North America, Canada, Nunavut, Baffin Island, Mount Thor, Ascent and Tragedy

Publication Year: 1998.

Mount Thor, Ascent and Tragedy. A team of Parks Canada rescue specialists were in Auyuittuq late last August in response to a climbing accident on Mt. Thor. A solo climber named Go Abe from Japan was overdue on his second attempt on a central line on the face. It turned out he had been killed in a fall in which he landed on the ledge at two-thirds height. I believe the fall happened as he was approaching his previous year’s high point, one rope length above the ledge. It appeared he had tried to follow his own line as much as possible on the lower face, but it must have paralleled the first ascent line closely. His main aim was obviously to take a direct line through from the ledge to the top, a point where the other parties had jogged several hundred feet to the left to pick up a natural line.

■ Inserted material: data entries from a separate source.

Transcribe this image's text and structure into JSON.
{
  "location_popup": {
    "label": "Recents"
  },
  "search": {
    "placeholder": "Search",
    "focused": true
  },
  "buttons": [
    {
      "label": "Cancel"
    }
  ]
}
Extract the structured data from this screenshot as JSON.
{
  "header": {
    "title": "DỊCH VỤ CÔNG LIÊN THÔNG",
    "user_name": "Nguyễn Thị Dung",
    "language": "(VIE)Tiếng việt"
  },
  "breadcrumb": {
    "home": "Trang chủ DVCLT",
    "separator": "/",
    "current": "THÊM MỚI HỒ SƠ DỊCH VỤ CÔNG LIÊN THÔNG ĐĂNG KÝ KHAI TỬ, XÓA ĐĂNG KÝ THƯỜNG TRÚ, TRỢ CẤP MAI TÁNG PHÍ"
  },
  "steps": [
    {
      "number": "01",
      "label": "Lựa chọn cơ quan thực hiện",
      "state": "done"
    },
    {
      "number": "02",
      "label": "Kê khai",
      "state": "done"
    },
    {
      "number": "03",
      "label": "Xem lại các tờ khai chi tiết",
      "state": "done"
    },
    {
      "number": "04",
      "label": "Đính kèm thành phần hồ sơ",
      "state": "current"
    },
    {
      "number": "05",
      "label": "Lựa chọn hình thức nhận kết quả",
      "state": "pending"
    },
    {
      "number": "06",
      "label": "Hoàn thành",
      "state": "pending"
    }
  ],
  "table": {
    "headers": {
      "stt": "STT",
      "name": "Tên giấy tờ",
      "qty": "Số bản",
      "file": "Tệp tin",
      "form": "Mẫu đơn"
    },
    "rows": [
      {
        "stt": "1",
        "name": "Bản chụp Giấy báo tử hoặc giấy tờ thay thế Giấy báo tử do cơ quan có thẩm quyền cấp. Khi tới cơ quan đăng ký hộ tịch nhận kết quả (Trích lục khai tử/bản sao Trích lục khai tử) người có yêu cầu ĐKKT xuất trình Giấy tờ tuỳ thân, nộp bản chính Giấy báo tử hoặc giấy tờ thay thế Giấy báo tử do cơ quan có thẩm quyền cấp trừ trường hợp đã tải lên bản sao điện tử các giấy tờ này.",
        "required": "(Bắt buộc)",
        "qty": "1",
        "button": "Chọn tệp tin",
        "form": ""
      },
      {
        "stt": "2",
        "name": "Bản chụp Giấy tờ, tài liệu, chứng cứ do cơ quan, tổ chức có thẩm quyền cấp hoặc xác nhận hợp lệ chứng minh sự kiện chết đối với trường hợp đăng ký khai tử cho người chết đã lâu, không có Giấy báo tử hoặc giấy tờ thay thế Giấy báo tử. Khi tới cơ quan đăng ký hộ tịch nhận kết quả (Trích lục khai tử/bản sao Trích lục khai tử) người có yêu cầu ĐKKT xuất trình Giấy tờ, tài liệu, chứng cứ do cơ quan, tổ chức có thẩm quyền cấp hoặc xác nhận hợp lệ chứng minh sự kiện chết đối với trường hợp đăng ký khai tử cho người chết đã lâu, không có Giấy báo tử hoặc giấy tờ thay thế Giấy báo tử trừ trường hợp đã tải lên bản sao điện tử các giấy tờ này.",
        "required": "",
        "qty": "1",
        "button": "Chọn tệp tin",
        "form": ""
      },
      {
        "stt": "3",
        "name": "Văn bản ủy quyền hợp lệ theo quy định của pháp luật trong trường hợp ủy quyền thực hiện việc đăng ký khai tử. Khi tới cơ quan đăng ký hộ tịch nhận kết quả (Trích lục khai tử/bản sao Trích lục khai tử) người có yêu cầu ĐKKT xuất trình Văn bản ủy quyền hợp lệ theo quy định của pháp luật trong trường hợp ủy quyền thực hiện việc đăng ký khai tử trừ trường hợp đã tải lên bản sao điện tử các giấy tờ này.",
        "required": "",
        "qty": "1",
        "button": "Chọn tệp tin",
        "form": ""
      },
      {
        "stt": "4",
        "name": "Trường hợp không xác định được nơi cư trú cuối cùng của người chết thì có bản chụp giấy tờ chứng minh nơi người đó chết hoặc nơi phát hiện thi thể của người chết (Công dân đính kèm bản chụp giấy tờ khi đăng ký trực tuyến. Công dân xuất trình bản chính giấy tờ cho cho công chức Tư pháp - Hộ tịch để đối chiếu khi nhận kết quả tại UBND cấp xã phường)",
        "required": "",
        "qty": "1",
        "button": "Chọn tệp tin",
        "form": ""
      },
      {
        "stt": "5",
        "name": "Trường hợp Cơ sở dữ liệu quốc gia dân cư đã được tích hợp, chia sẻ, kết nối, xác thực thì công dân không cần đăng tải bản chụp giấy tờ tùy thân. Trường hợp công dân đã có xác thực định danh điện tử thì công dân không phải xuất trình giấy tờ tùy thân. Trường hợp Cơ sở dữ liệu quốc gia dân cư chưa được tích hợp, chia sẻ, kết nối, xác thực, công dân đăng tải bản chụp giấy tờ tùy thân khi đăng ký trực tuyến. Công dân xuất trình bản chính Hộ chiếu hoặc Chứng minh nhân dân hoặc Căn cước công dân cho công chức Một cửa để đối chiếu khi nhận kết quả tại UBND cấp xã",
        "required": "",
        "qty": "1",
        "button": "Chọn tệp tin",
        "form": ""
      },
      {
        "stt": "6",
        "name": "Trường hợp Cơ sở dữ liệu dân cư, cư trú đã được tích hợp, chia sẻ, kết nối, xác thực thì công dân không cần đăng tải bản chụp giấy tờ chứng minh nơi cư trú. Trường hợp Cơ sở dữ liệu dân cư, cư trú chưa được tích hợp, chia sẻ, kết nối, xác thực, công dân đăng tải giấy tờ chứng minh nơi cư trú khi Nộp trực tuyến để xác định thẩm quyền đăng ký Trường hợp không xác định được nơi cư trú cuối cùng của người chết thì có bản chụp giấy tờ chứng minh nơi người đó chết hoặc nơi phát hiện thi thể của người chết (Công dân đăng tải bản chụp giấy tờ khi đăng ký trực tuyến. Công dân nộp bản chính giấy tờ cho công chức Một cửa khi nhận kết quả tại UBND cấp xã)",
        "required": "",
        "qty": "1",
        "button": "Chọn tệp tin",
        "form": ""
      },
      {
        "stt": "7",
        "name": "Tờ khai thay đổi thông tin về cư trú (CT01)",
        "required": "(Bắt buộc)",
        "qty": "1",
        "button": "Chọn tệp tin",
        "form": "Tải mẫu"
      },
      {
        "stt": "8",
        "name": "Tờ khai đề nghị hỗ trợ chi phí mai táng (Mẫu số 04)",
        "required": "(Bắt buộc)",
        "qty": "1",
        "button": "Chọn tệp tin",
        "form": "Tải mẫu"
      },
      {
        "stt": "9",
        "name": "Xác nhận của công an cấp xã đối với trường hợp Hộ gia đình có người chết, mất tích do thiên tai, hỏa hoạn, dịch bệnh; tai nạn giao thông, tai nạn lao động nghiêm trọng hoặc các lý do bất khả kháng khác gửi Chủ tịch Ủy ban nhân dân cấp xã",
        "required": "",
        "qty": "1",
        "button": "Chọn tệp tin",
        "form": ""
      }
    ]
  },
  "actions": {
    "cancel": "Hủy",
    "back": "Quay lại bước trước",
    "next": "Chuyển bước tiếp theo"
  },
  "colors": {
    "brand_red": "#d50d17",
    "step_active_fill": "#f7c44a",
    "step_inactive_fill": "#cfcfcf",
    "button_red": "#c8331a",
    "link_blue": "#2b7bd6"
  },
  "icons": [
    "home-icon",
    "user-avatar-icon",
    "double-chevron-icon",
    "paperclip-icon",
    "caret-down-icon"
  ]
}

The first report of concern about Go Abe came in from the two Cristobal Diaz and Juan Espany, who had just completed a new route also on Thor’s face. Their line is about halfway from the central route to the right-hand side of the wall, also a very direct line. They named their route L’Arome de Montserat. It took about a month on the wall.

Go Abe’s body was found and evacuated from the prominent ledge at two-thirds height on the Thor face.